I am a girl who has no formal culinary training; I learned to cook while watching my mom, (who also has no culinary training but is the single best cook I know) by relying on my palate, and by wanting to always challenge myself and learn new things. I have had many kitchen mishaps (causing the smoke alarm to go off is an almost daily occurrence) but when I fail I try it again until I get it right which leads me to discussing this bread. I have made many breads in my day but this is in a league of its own. It is a sticky and difficult dough to work with (if your hands aren’t well oiled or floured lets just say you end up looking like a dough monster), it involves multiple rises and lots of olive oil and pitting a lot on concord grapes (which are terribly annoying to pit) but the end result is nothing short of amazing. The sweet tangy grapes pair perfectly with the flecks of sea salt and coarse sugar and the earthiness of the rosemary balances out the whole thing. I devoured half the bread in about 10 minutes but managed to save some for the next morning where I promptly consumed it as side to scrambled eggs with goat cheese.

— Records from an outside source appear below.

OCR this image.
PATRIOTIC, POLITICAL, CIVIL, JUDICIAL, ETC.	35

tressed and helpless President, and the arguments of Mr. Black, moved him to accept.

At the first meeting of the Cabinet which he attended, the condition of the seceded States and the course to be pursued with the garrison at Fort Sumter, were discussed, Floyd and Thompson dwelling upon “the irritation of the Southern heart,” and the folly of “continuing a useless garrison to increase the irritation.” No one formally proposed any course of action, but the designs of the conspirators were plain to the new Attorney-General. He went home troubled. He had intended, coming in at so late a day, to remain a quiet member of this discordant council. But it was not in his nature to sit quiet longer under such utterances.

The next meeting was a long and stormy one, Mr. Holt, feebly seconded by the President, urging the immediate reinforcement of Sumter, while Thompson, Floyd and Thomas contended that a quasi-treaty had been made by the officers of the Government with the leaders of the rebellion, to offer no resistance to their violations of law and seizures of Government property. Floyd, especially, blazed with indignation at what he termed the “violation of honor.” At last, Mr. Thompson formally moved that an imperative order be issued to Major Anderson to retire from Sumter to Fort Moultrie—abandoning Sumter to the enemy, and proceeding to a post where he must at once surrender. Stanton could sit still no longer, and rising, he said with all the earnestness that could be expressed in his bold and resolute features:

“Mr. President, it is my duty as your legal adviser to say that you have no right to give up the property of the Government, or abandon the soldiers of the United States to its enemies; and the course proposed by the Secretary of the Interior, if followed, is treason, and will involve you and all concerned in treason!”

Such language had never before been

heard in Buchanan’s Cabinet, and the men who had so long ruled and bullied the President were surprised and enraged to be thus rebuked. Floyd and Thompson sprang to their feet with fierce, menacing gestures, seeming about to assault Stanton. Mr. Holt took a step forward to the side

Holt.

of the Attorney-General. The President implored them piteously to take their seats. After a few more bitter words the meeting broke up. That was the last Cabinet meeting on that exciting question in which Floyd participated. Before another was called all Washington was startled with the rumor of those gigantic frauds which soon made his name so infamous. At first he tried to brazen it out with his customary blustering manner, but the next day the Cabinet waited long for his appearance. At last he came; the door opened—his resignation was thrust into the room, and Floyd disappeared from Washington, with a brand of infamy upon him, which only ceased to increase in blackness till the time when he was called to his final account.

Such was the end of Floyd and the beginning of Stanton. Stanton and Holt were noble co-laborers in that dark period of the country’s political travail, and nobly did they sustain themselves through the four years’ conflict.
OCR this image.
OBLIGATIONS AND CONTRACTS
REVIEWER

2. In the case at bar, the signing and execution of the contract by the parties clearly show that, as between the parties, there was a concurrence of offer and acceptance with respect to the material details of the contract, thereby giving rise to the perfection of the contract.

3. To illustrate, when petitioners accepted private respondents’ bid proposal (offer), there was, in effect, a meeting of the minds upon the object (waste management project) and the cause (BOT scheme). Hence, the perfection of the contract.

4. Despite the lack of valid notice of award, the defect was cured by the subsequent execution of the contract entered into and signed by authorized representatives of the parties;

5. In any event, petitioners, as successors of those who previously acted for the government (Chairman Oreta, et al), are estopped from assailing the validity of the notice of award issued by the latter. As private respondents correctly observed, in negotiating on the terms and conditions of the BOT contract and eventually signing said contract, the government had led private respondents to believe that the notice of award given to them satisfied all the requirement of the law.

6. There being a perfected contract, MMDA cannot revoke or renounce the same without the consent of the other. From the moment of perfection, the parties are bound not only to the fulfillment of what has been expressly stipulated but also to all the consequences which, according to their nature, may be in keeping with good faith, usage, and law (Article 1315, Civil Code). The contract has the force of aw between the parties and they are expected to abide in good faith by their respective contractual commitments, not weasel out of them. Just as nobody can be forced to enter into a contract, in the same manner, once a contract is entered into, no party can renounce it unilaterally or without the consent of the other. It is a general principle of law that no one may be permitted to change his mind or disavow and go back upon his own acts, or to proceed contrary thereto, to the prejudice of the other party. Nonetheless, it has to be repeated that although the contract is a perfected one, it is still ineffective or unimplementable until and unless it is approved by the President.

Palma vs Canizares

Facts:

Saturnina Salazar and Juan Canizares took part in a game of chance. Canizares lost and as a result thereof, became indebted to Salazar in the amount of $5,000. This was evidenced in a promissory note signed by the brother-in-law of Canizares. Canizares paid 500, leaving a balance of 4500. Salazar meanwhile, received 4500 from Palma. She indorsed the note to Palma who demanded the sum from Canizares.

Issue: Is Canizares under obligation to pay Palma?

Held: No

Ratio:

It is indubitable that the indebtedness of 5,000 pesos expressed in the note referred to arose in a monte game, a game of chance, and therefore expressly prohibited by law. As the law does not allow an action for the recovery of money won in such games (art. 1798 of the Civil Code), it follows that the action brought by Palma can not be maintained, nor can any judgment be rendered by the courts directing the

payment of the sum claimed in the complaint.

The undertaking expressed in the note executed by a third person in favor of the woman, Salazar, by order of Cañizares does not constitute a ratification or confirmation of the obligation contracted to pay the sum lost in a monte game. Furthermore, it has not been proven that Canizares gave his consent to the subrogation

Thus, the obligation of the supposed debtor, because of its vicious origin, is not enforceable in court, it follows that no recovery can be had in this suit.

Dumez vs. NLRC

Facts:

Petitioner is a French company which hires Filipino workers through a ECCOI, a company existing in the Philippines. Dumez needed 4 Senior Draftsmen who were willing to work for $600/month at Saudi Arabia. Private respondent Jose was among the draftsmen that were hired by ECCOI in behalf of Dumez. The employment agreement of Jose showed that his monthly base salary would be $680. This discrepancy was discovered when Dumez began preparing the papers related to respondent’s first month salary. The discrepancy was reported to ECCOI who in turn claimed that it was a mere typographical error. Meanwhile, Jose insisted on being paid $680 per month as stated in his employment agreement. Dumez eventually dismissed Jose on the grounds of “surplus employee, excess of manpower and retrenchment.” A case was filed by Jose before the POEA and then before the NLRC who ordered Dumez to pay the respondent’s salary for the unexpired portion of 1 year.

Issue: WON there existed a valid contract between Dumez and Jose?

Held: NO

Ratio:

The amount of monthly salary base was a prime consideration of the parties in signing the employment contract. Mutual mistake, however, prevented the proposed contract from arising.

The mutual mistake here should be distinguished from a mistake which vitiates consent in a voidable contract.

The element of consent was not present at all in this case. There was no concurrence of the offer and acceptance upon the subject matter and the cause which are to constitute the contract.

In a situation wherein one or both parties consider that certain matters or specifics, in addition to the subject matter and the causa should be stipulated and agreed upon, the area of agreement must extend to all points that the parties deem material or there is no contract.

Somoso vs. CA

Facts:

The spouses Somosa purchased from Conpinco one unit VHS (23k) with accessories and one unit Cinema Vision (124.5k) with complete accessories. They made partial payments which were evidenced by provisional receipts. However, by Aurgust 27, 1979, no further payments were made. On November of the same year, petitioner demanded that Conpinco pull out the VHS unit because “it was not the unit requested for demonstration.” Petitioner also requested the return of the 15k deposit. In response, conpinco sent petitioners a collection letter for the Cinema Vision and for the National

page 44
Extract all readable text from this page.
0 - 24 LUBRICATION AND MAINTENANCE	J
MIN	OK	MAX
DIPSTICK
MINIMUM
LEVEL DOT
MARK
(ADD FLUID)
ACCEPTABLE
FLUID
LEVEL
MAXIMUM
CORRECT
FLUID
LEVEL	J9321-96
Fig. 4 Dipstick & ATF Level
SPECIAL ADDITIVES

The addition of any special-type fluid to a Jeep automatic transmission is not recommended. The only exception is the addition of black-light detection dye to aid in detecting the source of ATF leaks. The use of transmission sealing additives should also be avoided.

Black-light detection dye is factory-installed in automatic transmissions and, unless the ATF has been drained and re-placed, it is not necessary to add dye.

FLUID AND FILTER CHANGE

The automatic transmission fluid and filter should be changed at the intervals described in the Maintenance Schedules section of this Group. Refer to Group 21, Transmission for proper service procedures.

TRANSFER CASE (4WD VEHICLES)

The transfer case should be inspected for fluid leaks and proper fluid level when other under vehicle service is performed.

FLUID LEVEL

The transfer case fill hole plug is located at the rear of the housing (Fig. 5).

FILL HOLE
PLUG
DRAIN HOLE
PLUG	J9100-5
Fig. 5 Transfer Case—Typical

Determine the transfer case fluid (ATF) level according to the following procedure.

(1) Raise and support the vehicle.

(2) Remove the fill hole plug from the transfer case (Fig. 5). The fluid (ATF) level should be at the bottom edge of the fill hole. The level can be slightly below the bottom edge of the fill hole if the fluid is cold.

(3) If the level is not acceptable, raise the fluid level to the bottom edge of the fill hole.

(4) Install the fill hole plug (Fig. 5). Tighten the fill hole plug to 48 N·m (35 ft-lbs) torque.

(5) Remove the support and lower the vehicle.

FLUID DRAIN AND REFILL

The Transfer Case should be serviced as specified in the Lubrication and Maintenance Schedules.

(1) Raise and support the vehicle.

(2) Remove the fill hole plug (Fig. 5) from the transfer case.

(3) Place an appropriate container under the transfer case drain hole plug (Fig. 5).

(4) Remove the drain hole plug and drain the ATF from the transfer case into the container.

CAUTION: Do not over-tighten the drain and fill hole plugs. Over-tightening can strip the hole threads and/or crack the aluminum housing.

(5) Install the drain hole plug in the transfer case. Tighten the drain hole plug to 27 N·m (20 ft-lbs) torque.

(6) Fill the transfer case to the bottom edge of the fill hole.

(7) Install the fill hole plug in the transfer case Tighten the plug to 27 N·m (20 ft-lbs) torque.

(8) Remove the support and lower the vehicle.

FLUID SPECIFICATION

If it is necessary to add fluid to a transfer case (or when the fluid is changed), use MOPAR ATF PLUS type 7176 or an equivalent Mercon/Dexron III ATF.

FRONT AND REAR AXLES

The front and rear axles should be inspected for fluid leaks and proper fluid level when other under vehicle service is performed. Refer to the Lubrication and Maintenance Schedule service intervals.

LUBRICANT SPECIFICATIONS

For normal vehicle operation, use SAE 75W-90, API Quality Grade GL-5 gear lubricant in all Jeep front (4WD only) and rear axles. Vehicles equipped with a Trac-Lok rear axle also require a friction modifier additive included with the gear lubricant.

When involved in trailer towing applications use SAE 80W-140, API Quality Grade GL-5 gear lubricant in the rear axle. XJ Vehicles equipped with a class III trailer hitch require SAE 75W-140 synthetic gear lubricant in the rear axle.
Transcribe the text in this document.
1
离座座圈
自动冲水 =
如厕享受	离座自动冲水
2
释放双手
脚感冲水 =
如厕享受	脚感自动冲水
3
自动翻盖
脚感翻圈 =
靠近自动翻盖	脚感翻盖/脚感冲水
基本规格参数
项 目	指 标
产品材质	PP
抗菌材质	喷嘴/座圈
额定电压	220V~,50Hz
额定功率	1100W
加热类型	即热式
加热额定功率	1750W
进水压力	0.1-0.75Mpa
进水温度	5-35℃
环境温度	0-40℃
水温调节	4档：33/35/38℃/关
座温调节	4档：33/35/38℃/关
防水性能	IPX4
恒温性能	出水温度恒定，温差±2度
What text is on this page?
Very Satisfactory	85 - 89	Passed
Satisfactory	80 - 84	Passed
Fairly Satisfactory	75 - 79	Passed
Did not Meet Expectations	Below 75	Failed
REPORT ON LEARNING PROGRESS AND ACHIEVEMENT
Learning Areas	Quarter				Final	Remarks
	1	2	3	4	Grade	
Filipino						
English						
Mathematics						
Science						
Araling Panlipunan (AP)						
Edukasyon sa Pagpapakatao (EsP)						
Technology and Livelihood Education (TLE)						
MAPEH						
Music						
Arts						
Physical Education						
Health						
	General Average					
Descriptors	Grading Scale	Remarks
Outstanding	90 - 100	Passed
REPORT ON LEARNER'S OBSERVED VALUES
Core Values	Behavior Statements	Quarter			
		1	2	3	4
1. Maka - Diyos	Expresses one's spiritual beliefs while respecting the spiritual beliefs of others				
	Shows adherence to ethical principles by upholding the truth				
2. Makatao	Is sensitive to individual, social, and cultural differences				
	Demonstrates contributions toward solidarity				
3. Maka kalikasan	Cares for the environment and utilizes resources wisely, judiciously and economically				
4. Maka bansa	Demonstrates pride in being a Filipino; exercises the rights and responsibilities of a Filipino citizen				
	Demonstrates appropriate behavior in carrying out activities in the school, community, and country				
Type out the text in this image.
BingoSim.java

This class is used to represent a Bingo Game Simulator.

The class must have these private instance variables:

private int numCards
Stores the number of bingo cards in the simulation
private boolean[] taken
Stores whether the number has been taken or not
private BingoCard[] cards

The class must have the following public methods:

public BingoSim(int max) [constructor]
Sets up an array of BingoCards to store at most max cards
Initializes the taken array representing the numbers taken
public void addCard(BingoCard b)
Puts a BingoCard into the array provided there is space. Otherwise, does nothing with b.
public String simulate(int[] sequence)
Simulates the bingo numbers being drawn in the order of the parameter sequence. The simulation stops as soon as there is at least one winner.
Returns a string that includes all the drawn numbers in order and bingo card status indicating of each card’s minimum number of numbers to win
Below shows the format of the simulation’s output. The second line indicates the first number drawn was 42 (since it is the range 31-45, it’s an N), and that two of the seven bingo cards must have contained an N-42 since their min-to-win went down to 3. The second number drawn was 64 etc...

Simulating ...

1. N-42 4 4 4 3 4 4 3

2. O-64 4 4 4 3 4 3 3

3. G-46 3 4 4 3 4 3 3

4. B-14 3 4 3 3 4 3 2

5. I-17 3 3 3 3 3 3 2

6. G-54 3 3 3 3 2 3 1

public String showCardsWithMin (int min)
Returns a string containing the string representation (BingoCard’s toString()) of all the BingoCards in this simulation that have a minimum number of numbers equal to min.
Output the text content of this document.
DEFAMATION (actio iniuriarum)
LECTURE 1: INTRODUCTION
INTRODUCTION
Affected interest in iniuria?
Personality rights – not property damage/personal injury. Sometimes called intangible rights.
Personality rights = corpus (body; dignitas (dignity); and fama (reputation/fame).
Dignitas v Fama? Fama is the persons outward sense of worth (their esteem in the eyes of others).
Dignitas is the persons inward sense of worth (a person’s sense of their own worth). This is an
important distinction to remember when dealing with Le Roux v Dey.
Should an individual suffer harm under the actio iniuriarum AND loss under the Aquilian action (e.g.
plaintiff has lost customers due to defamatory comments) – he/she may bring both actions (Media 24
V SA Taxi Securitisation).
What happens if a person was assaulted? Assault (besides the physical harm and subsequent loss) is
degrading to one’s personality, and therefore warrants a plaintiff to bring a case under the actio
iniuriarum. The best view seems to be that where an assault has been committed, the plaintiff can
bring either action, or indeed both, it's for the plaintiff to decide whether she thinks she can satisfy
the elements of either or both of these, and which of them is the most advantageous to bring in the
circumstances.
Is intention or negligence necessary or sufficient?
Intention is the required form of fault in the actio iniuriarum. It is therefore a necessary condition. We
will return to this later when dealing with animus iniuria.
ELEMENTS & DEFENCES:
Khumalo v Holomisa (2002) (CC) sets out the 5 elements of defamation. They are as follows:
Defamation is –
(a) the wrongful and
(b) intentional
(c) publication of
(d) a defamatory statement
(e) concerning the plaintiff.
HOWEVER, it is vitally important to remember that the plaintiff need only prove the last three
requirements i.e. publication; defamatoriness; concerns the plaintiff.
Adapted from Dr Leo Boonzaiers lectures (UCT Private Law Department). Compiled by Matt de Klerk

Grape Foccacia with Rosemary
Recipe from Smitten Kitchen
You can use regular grapes for this but the concord ones have the most amazing taste and despite all the work involved really elevate this dish. I plan on using my remaining grapes to make a goat cheese and grape flat bread. The concord grapes can be found at the farmers market! This is also suppose to make 2 foccacia’s but I always have the worst time trying to divide it so I make one large one which works just as well!
¾ cup warm water (105 – 110 degrees)
2 tablespoons milk, slightly warmed
1 ½ teaspoons sugar
1 ¼ teaspoons active dry yeast
2 cups all purpose flour
½ teaspoon salt
6 tablespoons olive oil
1 ½ cups Concord, red or black grapes, seeded
1 teaspoon fresh rosemary needles
2 tablespoons raw or coarse sugar
2 teaspoons coarse sea salt
In a bowl of an electric mixed fitted with the paddle attachment, stir together the water, milk, sugar, and yeast. Let the mixture sit until foamy, about 10 minutes. Add the flour, salt, and 2 tablespoons of the olive oil to the yeast mixture and mix well on low. Attach the dough hook, raise the speed to medium-low and knead the dough for 8 minutes longer.
Brush a large bowl with a generous amount of olive oil. Scrape the dough into the bowl and brush the top with additional oil. Cover with plastic wrap and let it rise in a cool place until it doubles in size, 1 ½ to 2 hours.
Brush a large baking sheet with olive oil. Press the dough down with a floured hand (very floured!) and pour the dough out of the bowl and onto the baking sheet (I find using an oiled spatula helps get it out of the bowl). Brush the top of the dough with a little more oil. Set aside for 20 minutes, lightly covered with oiled plastic wrap. After 20 minutes, dip your fingers in olive oil and press and stretch the dough into an oblong shape (about 16 inches long). It will be dimpled from your fingers. Cover again with the plastic and let it rise for another 1 ¼ hours in a cool place.
Preheat the over to 450 degrees. Brush the tops of the dough with a little more olive oil and top with the grapes, rosemary, coarse sugar, and coarse sea salt evenly over the dough. Bake for 15 minutes until the crust is golden brown and puffed around the edges. Let cool before serving.